Il y a d’abord la minute d’intro progressive de Exhausted pour que Raphaël retrouve ses marques, après une année sans concert (« Le dernier vrai concert qu’on a joué, c’était ici, l’année dernière, et c’était de la folie. Il y en a eu un autre après, mais les gens étaient assis, je n’ai pas trop aimé » – Raphaël fait allusion à un court set à la Seine Musicale début octobre 2020…), et aussi pour que nous, nous nous préparions, et puis… la furie WHYPD se déverse. Et le public devient fou, à nouveau : au premier rang, les barrières sont à deux doigts de céder sous la pression, qui ne va d’ailleurs pas baisser un seul instant durant les 55 minutes du set !

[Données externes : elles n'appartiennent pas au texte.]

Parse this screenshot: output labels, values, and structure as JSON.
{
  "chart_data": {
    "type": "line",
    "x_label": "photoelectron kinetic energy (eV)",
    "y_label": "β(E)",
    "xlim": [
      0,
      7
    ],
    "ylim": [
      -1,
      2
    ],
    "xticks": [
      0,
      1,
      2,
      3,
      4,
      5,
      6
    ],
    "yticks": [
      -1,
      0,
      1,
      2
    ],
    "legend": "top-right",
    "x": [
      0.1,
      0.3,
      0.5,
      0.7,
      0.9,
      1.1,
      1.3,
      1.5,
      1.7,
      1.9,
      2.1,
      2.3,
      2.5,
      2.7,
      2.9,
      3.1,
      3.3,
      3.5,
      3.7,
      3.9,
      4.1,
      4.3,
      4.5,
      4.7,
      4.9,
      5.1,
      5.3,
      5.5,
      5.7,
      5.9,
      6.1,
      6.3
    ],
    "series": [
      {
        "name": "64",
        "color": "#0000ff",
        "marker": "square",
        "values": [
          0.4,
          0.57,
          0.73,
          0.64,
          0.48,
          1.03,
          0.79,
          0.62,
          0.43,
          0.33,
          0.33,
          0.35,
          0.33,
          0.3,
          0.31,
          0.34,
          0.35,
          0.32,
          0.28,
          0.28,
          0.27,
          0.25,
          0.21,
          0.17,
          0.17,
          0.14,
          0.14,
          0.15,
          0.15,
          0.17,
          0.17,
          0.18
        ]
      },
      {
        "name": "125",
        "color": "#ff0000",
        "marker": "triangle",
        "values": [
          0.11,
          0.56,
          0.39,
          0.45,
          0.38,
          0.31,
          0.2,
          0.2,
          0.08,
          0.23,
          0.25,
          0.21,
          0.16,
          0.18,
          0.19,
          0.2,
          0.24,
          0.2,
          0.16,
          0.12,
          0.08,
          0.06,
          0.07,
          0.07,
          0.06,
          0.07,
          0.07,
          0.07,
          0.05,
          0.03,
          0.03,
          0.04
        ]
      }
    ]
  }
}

Les titres de Can’t Wait to Be fine se succèdent, l’album sera joué dans sa quasi-intégralité, et on peut vérifier que ce renouvellement de la setlist propulse le groupe en avant… même si l’énergie punk est toujours bien là. Au bout de trois ou quatre morceaux, Raphaël, qui donne toujours de sa personne sans mesurer ses efforts, semble déjà physiquement éprouvé, mais il en plaisante : « Bah, c’est pas comme le vélo, en fait… Et d’ailleurs j’aurais peut-être dû en faire, du vélo, pendant tous ces mois… ». Mais il repart à l’assaut du public. Car Raphaël va faire quatre ou cinq incursions dans le moshpit (quatre ou cinq ? Au bout d’un moment, on ne les compte plus !), jouissant clairement de la frénésie générale, de ce sentiment de vie, d’intensité que procurent les concerts. Ce sentiment qui nous a tellement manqué pendant ces longs mois de privation.
Musicalement, le groupe est toujours terrible, d’ailleurs par moment, on se demande comment fait Joseph avec sa seule guitare pour construire un tel mur du son ! Barney est magnifique, mais c’est quand même Melancholic Rain, l’une des rares chansons survivantes du premier album, qui fait complètement basculer le public dans une extase indescriptible. Et puis Raphaël annonce : « Cette chanson-là, c’est celle que nous jouerons si un jour on nous invite à l’Elysée ! ». We Hate You Please Die, puissante, et assez bouleversante aussi quand Raphël fait chanter tour à tour les personnes du premier rang. D’ailleurs, Raphaël semble très ému ce soir, et ce n’est pas seulement, on le jurerait, un effet de son goût – et de son talent – pour une certaine théâtralité.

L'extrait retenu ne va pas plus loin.